PARIS, 19 mars 2019 (AFP) – Les habitants des pays développés réclament plus d’aides sociales de la part de leur gouvernement, notamment pour les retraites et la santé, selon une enquête publiée mardi par l’OCDE.

Cependant, la France est, avec le Danemark, le pays où cette proportion est la plus faible, avec « environ la moitié des Français » qui « souhaitent que le gouvernement fasse davantage pour assurer leur sécurité économique et sociale », selon l’Organisation de coopération et de développement économiques.

L’inquiétude à court terme la plus couramment citée dans 14 pays sur les 21 concernés par l’enquête est celle de « tomber malade », alors que pour le long terme, c’est le niveau des pensions de retraite qui est le premier sujet de préoccupation.

« Près de 40% des répondants disent qu’ils sont prêts à payer plus d’impôts pour un accès à de meilleurs services de santé publique et de meilleures pensions de retraite », relève l’OCDE.

En France, la moitié des personnes interrogées déclarent toutefois qu’elles « ne paieraient pas 2% supplémentaires de leur revenu en impôts et cotisations pour améliorer les services publics énumérés dans l’enquête ».

« Trop de personnes ont le sentiment que la protection sociale ne marche pas pour elles », alors que seuls 20% des 22.000 répondants « pensent qu’ils pourraient facilement recevoir des aides publiques en cas de besoin », avec des différences allant de 38% pour les Pays-Bas à 5% pour la Slovénie, en passant par 17% pour la France.

Les femmes, davantage frappées par la pauvreté que les hommes, sont moins satisfaites que ces derniers de l’accès aux prestations sociales.

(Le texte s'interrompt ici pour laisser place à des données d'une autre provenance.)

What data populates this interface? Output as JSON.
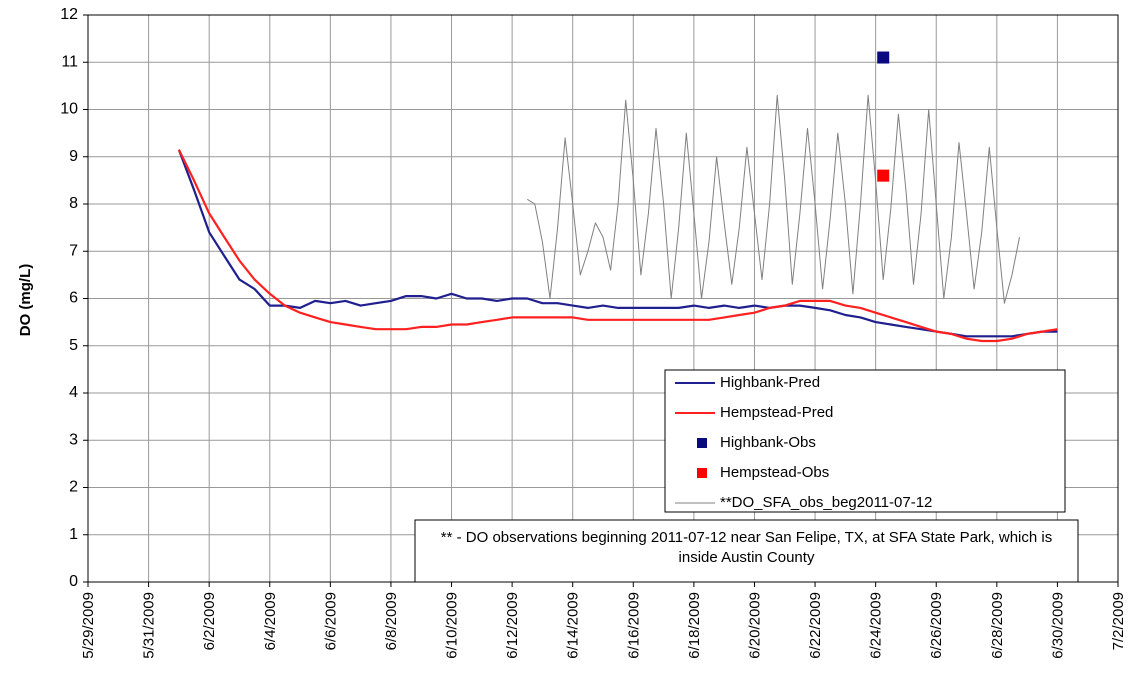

Et contrairement à une idée reçue, « la perception selon laquelle le gouvernement n’écoute pas (les demandes des citoyens) augmente en réalité avec le niveau d’éducation et de revenu ».

Enfin, « une grosse majorité des répondants de 18-29 ans mentionne parmi leurs trois premières inquiétudes le fait de ne pas pouvoir atteindre le statut social et le niveau de vie de leurs parents ».

La question des prix de l’immobilier est aussi un point qui touche surtout les plus jeunes, tout comme les moins aisés, selon cette enquête réalisée en deux vagues au printemps et à l’automne 2018 et a pour but « de mieux comprendre ce que les citoyens veulent et ce dont ils ont besoin en matière de politique sociale ».